Jon: I feel lucky to have grown up when I did when you’d find a thing and like it and want to learn about it but you wouldn’t say “Now I need to take a photo of me with the record and take it to the Photo Hut to get developed and then somehow get it out there into the world so that people know that I own this.”

How tight was the script for Rock, Rot & Rule?
Jon: Not super tight, more of an outline. We also had these calls coming in that took the bit in a whole different direction.
Tom: When the call became interactive with the un-screened callers. It was the greatest early example of how funny Jon was. It was like Jon had said, “I’ll fight anyone,” and a line of people showed up and he was fighting everyone on the line. I realized Jon was a master at doing characters completely in the moment. He was this jerk who was so wrong and wouldn’t give an inch to anyone disagreeing with him. When Jon said that Christmas isn’t a big book buying season we thought it would be clear that this was clearly fake but people kept arguing with him.

How long did it take for the call to get popular? I know Conan O’Brien was an early proponent.
Jon: Well we had a tape of it. There were a couple of lost minutes we had to find because it was live on the radio. We started giving it to touring bands like Guided By Voices and Spoon and that’s how it found it’s way out into the world.

Are the live shows you’re doing on Saturday going to be similar to past Best Show live performances?
Jon: Somewhat. It’s more a celebration of our partnership but there’ll be other stuff.
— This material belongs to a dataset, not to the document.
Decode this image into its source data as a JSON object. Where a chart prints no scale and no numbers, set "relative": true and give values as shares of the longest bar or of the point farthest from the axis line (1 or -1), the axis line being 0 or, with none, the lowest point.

There’ll be music and some funny stuff and maybe friends from the show.

Both shows are sold out so there’s no real point for this interview to even exist.
Tom: Not unlike what we were saying about people who own records other people don’t have, this interview is just a weapon to make other people feel bad.
Jon: It’s a “face rubber” as we call it.

May I throw out some names to see if they rock, rot or rule? How do you feel about Ed Sheeran?
Jon: I’m a little tired of seeing his face. He doesn’t look like he rocks. I’d say he soft rocks.

Miley Cyrus.
Jon: I’ve seen her with a guitar and with the Flaming Lips who have a couple guitars. Let’s just say she rocks.

How about Bruno Mars?
Jon: He’s performed with Sting and he’s basically performing a Sting song. He might “reggae.” That’s the new category. “Rock, rot, rule, or reggae.”

What qualifies someone to reggae?
Jon: They have to have the tiniest bit of it. There’s a 38 Special song that has a ten second reggae upstroke on the guitar. There’s also “Spirit of Radio” by Rush.
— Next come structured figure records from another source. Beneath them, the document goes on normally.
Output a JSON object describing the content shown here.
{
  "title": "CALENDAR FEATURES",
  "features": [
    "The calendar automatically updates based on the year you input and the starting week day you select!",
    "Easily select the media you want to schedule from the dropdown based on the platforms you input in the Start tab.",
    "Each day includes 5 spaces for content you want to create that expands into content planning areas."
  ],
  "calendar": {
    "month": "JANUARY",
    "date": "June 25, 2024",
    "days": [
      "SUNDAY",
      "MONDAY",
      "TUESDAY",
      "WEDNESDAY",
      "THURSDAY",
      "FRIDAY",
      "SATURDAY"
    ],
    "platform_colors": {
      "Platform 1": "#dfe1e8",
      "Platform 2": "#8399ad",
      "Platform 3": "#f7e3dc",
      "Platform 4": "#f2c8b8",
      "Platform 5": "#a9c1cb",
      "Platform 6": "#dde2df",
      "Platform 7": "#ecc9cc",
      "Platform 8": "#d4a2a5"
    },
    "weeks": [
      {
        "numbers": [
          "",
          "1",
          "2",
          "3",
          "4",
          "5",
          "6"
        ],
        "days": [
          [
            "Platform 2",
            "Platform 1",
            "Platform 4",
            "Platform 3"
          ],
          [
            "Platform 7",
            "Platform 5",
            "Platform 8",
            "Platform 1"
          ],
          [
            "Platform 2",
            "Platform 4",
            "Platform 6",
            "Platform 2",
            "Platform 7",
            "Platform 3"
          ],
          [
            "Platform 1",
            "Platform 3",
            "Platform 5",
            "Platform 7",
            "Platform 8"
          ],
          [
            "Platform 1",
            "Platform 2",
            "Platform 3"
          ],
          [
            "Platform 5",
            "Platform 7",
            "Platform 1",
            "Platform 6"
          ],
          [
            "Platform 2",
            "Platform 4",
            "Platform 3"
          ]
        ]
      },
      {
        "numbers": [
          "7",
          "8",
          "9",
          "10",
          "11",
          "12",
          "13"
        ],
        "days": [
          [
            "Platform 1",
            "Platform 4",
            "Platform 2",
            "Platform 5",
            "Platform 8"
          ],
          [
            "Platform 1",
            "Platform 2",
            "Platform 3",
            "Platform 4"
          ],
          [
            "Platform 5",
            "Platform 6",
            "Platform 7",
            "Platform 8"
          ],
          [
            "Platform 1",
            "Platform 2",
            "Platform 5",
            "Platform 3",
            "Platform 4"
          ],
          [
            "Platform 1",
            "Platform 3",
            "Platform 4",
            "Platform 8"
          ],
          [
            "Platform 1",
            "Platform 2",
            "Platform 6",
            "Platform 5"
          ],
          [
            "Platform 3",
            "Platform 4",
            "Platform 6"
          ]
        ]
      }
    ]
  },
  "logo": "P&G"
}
Have you noticed the increased influence of reggae on current rap music?
Tom: This is good news for trombone players. “The phone’s ringing again. I knew the slump would end at some point.”

How would the Foo Fighters rank?
Jon: They’d have to rule because they’re rock’s only band.
Tom: In the new issue of Rolling Stone they said that they’re like IBM or Coca Cola.

What would Jack Clontle think of Mac DeMarco?
Jon: He would think that’s a pizza place down at the shore.
Tom: Yeah, “I’m not a food critic.”

What would he think of the Get Up Kids?
Tom: “Too Enthusiastic.”
Jon: He would comment on how they wear jumpers.

What are you listening to lately?
Jon: I saw some good shows but they’re all legacy acts. I saw the Psychedelic Furs and the Church. We both like A Giant Dog.
Tom: Nobody else has the theatricality that they have and the songs are really well written, full and lotta vocals.

Does A Giant Dog rock or rule?
Jon: They rule.

Is there another twenty years of comedy in you two?
Jon: I’m hoping there’s another twenty years of life in us. I just turned sixty.
Tom: I’m at double seven now. Hanging hard at seventy-seven. I’m like George Burns at this point. I just want to get to a hundred and do a show.
Jon: At that point you’re a legacy and you can just do what you want to do.
Tom: Everything you do that isn’t dying is an accomplishment.